Ulrich Wickert stellte seinen neuesten Richter-Ricou-Roman vor
Von Hannes Hansen
Kiel. Fast geht es dem Richter Jacques Ricou in Ulrich Wickerts neuem, bei Hoffmann und Campe erschienenem Kriminalroman „Das Schloss in der Normandie“ an den Kragen. Was mischt sich der Moralpinsel auch in Staatsgeschäfte ein. Zwar ist der Mann, den er auf dem Kieker hat, ein in Paris in Saus und Braus lebender Sohn eines afrikanischen Potentaten, bis auf die Knochen korrupt; et après sind französische Politiker schließlich auch. Trotz der Unantastbarkeit, die Jacques Ricou als keinen Weisungen unterworfener Untersuchungsrichter genießt, soll er mit Hilfe einer raffiniert eingefädelten Intrige kaltgestellt werden. Klappt aber nicht, weil sein bester Freund, Kommissar Mahon und seine Geliebte, die Starjournalistin Margaux, ihm aus der Klemme helfen. So kann er dann die Geschichte um Mädchenhandel, Mord und ein als psychiatrische Klinik getarntes Folterschloss zu einem halbwegs guten Ende führen.
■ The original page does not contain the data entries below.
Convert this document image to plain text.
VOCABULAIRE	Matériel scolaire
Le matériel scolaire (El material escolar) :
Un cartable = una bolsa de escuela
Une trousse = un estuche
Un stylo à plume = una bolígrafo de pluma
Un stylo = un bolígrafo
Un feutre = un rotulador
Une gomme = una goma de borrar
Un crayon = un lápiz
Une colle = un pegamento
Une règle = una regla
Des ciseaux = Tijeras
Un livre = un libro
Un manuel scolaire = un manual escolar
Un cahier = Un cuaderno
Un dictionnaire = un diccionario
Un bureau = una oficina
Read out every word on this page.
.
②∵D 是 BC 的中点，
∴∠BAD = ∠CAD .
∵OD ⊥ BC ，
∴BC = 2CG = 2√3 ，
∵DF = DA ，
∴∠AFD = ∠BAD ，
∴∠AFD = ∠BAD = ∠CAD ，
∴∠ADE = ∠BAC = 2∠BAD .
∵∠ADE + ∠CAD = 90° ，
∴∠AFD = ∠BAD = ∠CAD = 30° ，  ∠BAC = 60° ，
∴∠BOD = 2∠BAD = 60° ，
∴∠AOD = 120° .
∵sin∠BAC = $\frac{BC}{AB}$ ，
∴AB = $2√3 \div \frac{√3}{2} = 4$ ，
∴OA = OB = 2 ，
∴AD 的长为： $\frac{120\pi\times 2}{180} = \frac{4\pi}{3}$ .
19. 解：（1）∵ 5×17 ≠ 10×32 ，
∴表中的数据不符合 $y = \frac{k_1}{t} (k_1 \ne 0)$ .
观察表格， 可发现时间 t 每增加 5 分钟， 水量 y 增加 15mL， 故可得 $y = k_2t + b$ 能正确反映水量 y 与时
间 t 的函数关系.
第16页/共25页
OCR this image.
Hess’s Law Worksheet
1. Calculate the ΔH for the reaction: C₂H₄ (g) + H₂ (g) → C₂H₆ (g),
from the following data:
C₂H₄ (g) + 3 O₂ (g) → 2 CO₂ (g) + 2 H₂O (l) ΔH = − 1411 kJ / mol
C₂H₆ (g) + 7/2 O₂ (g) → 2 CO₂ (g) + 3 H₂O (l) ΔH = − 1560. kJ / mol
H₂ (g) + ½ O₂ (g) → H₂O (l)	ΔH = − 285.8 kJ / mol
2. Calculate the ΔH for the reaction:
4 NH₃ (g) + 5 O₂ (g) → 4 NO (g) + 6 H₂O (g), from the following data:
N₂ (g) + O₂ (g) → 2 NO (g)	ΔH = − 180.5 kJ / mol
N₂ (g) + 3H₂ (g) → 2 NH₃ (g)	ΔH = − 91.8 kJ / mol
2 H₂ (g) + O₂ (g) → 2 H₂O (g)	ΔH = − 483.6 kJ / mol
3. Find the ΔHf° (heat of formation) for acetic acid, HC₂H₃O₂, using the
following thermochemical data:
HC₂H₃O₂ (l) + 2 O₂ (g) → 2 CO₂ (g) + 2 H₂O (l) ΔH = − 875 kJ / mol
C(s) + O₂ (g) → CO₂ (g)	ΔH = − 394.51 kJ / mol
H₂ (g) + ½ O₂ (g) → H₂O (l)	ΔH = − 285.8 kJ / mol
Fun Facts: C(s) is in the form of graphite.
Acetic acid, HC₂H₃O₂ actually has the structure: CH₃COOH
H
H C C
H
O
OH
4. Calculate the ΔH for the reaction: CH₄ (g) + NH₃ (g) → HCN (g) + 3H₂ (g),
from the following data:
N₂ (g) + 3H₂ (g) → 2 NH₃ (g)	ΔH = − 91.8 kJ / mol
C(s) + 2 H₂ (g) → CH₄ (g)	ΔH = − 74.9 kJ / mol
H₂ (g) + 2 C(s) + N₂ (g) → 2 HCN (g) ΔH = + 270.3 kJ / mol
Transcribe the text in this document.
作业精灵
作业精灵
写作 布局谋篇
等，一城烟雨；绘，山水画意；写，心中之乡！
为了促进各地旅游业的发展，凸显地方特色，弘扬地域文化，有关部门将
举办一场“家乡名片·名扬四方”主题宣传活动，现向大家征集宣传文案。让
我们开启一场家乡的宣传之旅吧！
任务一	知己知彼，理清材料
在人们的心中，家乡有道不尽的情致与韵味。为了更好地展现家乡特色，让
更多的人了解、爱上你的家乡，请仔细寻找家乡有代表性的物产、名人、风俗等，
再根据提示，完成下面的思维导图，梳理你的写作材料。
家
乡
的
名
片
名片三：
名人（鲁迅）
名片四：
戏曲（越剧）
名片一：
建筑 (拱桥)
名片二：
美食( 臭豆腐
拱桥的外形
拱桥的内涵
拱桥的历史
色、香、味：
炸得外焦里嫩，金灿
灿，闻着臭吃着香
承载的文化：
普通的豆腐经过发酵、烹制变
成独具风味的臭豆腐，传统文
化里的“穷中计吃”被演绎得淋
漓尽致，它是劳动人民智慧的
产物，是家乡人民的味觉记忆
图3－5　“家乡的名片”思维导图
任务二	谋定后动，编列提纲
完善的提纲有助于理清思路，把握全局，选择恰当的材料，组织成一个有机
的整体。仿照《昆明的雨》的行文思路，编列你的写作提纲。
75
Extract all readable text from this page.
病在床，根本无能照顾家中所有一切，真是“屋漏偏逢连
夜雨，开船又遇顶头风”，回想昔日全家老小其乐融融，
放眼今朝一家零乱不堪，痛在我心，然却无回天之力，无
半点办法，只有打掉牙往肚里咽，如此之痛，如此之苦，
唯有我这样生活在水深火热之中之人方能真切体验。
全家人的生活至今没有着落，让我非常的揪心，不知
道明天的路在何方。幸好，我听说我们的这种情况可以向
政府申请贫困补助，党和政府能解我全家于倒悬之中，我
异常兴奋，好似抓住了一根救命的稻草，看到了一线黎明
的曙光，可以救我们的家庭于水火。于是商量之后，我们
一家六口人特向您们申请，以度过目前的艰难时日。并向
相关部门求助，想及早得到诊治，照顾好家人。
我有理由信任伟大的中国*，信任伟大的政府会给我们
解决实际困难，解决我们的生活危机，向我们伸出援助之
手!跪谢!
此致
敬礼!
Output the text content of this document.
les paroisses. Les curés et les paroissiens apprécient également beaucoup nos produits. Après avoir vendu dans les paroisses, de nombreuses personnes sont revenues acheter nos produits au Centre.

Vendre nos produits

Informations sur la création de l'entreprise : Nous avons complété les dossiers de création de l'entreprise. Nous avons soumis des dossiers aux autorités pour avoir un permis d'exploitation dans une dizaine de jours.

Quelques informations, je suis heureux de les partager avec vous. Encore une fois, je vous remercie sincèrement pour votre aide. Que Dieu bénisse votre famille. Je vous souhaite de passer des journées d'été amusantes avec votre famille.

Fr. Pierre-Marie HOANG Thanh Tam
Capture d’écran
Am Dienstagabend stellte Ulrich Wickert seinen sechsten Jacques-Ricou-Roman in der bis auf den letzten Platz besetzten Buchhandlung Hugendubel mit der Lesung einiger ausgesprochen spannenden, richtig leckerfritzig nach mehr machenden Passagen vor.
Vor allem aber erwies sich „Mr. Tagesthemen“ als charmanter Causeur und Dampfplauderer, der über dies und das redete, vom Hölzchen aufs Stöckchen kam, ausführlich über seine Arbeitsweise informierte, die sich streng an belegbaren Fakten orientiere und eng an die auch im schönen Frankreich nicht immer schöne Wirklichkeit angelehnt sei. Was man ja schon daran erkennen könne, dass im Jahre 2004 der damalige Premierminister Alain Juppé wegen illegaler Parteienfinanzierung zu vierzehn Monaten Gefängnis auf Bewährung verurteilt wurde. Ein Vorgang, den er, Ulrich Wickert, bereits ein Jahr früher in seinem ersten Ricou-Krimi „Der Richter aus Paris“ behandelt habe und zwar zum Erstaunen seiner Leser über die verblüffenden Parallelen von Wirklichkeit und Fiktion – aber Wickert kennt sich nun mal, wie er gestand, in der französischen Politik gut aus. Mit diesem ersten Krimi also habe er sich den Jugendtraum, Kriminalromane zu schreiben, erfüllt, spät zwar, aber immerhin. Damals, als er als junger Stipendiat in den USA studierte und dieser Traum erste, nebelhafte Gestalt annahm, habe ihm, quel dommage, die Überfigur Raymond Chandler im Weg gestanden.
Weiter ging es mit Lobpreisungen der Multikultiatmosphäre im Pariser Stadtteil Belleville im zwanzigsten Arondissement und seines Lieblingslokals Aux Folies Belleville, wo im Übrigen auch Richter Ricou und sein Kumpel Kommissar Mahon gerne essen. Kann man verstehen, denn in Monsieur Yassine Selloums über einhundert Jahre altem Bistro, diese petite digression in Ulrich Wickert-Manier sei erlaubt, speist man in der Tat zu verträglichen Preisen sehr anständig in angenehmer Atmosphäre.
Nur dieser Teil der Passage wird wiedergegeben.